As we have reported, the recent Shrems II ruling not only overturned Privacy Shield but it also stated that SSCs may need to include “supplementary measures” where laws in a third country (such as the US) create risks to data protection. These supplementary measures can be contractual, technical or organisational or a combination of the three.

Guidance from the European Data Protection Board

Following the ruling, many of the tech giants pinned their hopes on using encryption as a supplementary measure, but recent guidance for cloud services providers from the European Data Protection Board (EDPB) has called this into question. 

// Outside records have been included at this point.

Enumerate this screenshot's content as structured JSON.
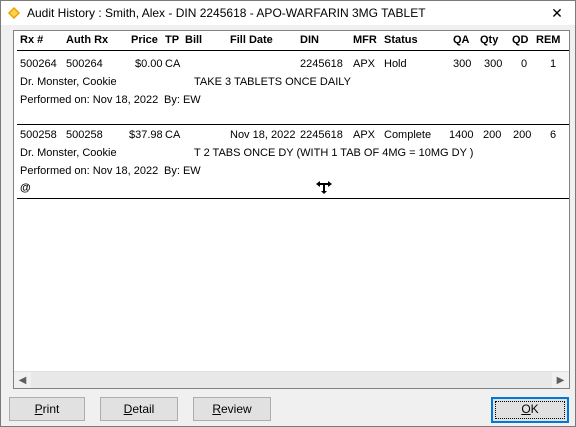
{
  "window": {
    "title": "Audit History : Smith, Alex - DIN 2245618 - APO-WARFARIN 3MG TABLET",
    "close_glyph": "✕"
  },
  "columns": [
    "Rx #",
    "Auth Rx",
    "Price",
    "TP",
    "Bill",
    "Fill Date",
    "DIN",
    "MFR",
    "Status",
    "QA",
    "Qty",
    "QD",
    "REM"
  ],
  "records": [
    {
      "rx": "500264",
      "auth_rx": "500264",
      "price": "$0.00",
      "tp": "CA",
      "bill": "",
      "fill_date": "",
      "din": "2245618",
      "mfr": "APX",
      "status": "Hold",
      "qa": "300",
      "qty": "300",
      "qd": "0",
      "rem": "1",
      "doctor": "Dr. Monster, Cookie",
      "directions": "TAKE 3 TABLETS ONCE DAILY",
      "performed": "Performed on: Nov 18, 2022",
      "by": "By: EW"
    },
    {
      "rx": "500258",
      "auth_rx": "500258",
      "price": "$37.98",
      "tp": "CA",
      "bill": "",
      "fill_date": "Nov 18, 2022",
      "din": "2245618",
      "mfr": "APX",
      "status": "Complete",
      "qa": "1400",
      "qty": "200",
      "qd": "200",
      "rem": "6",
      "doctor": "Dr. Monster, Cookie",
      "directions": "T 2 TABS ONCE DY (WITH 1 TAB OF 4MG = 10MG DY )",
      "performed": "Performed on: Nov 18, 2022",
      "by": "By: EW"
    }
  ],
  "marker": "@",
  "scrollbar": {
    "left_arrow": "◀",
    "right_arrow": "▶"
  },
  "buttons": {
    "print": {
      "mnemonic": "P",
      "rest": "rint"
    },
    "detail": {
      "mnemonic": "D",
      "rest": "etail"
    },
    "review": {
      "mnemonic": "R",
      "rest": "eview"
    },
    "ok": {
      "mnemonic": "O",
      "rest": "K"
    }
  }
}
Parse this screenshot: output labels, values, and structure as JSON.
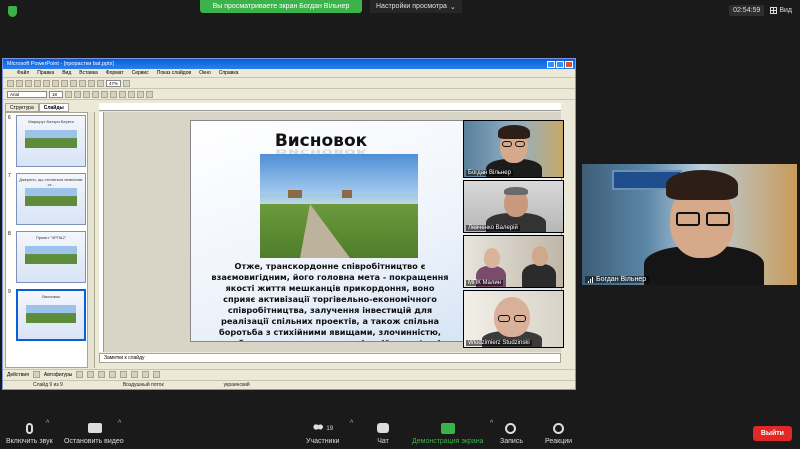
{
  "zoom": {
    "share_banner": "Вы просматриваете экран Богдан Вільнер",
    "view_options": "Настройки просмотра",
    "timer": "02:54:59",
    "view_label": "Вид",
    "controls": {
      "unmute": "Включить звук",
      "start_video": "Остановить видео",
      "participants": "Участники",
      "participants_count": "19",
      "chat": "Чат",
      "share": "Демонстрация экрана",
      "record": "Запись",
      "reactions": "Реакции",
      "leave": "Выйти"
    },
    "accent_green": "#3bb34a",
    "leave_red": "#e02828"
  },
  "ppt": {
    "window_title": "Microsoft PowerPoint - [прорастки bat.pptx]",
    "menu": [
      "Файл",
      "Правка",
      "Вид",
      "Вставка",
      "Формат",
      "Сервис",
      "Показ слайдов",
      "Окно",
      "Справка"
    ],
    "font_name": "Arial",
    "font_size": "18",
    "zoom_level": "47%",
    "tabs": [
      "Структура",
      "Слайды"
    ],
    "thumbnails": [
      {
        "num": "6",
        "title": "Маршрут Батори Берега"
      },
      {
        "num": "7",
        "title": "Джерело, що стелиться чемпіонат ст..."
      },
      {
        "num": "8",
        "title": "Проект \"ЧРП&2\""
      },
      {
        "num": "9",
        "title": "Висновок"
      }
    ],
    "notes_placeholder": "Заметки к слайду",
    "draw_actions": "Действия",
    "draw_autoshapes": "Автофигуры",
    "status_slide": "Слайд 9 из 9",
    "status_design": "Воздушный поток",
    "status_lang": "украинский",
    "slide": {
      "title": "Висновок",
      "body": "Отже, транскордонне співробітництво є взаємовигідним, його головна мета - покращення якості життя мешканців прикордоння, воно сприяє активізації торгівельно-економічного співробітництва, залучення інвестицій для реалізації спільних проектів, а також спільна боротьба з стихійними явищами, злочинністю, поглиблення культурних комунікаційних зв'язків, розвиток туризму."
    }
  },
  "participants": [
    {
      "name": "Богдан Вільнер"
    },
    {
      "name": "Левченко Валерій"
    },
    {
      "name": "МПК Малин"
    },
    {
      "name": "Wlodzimierz Studzinski"
    }
  ],
  "speaker": {
    "name": "Богдан Вільнер"
  }
}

In its recommendations, the EDPB said that encryption would only be an adequate measure if "the keys are retained solely under the control of the data exporter, or other entities entrusted with this task which reside in the European Economic Areas" or a third country with an adequate level of protection.

As the recent backlash against Microsoft’s “Productivity Score” feature shows, tech firms need to be open about the data that they collect and sensitive to users’ concerns about surveillance. In this respect Microsoft’s recent changes are laudable, but all tech firms need to be a great deal more open and honest about where they stand in respect to the Schrems ruling. The size of the backlash if they remain in denial will dwarf the “Productivity Score” debacle.

This problem won’t go away unless the tech giants lobby for regulatory reform to blunt the mass surveillance by the US spy agencies. However this saga unfolds, Accounting Web will continue to keep you up to date on every twist and turn.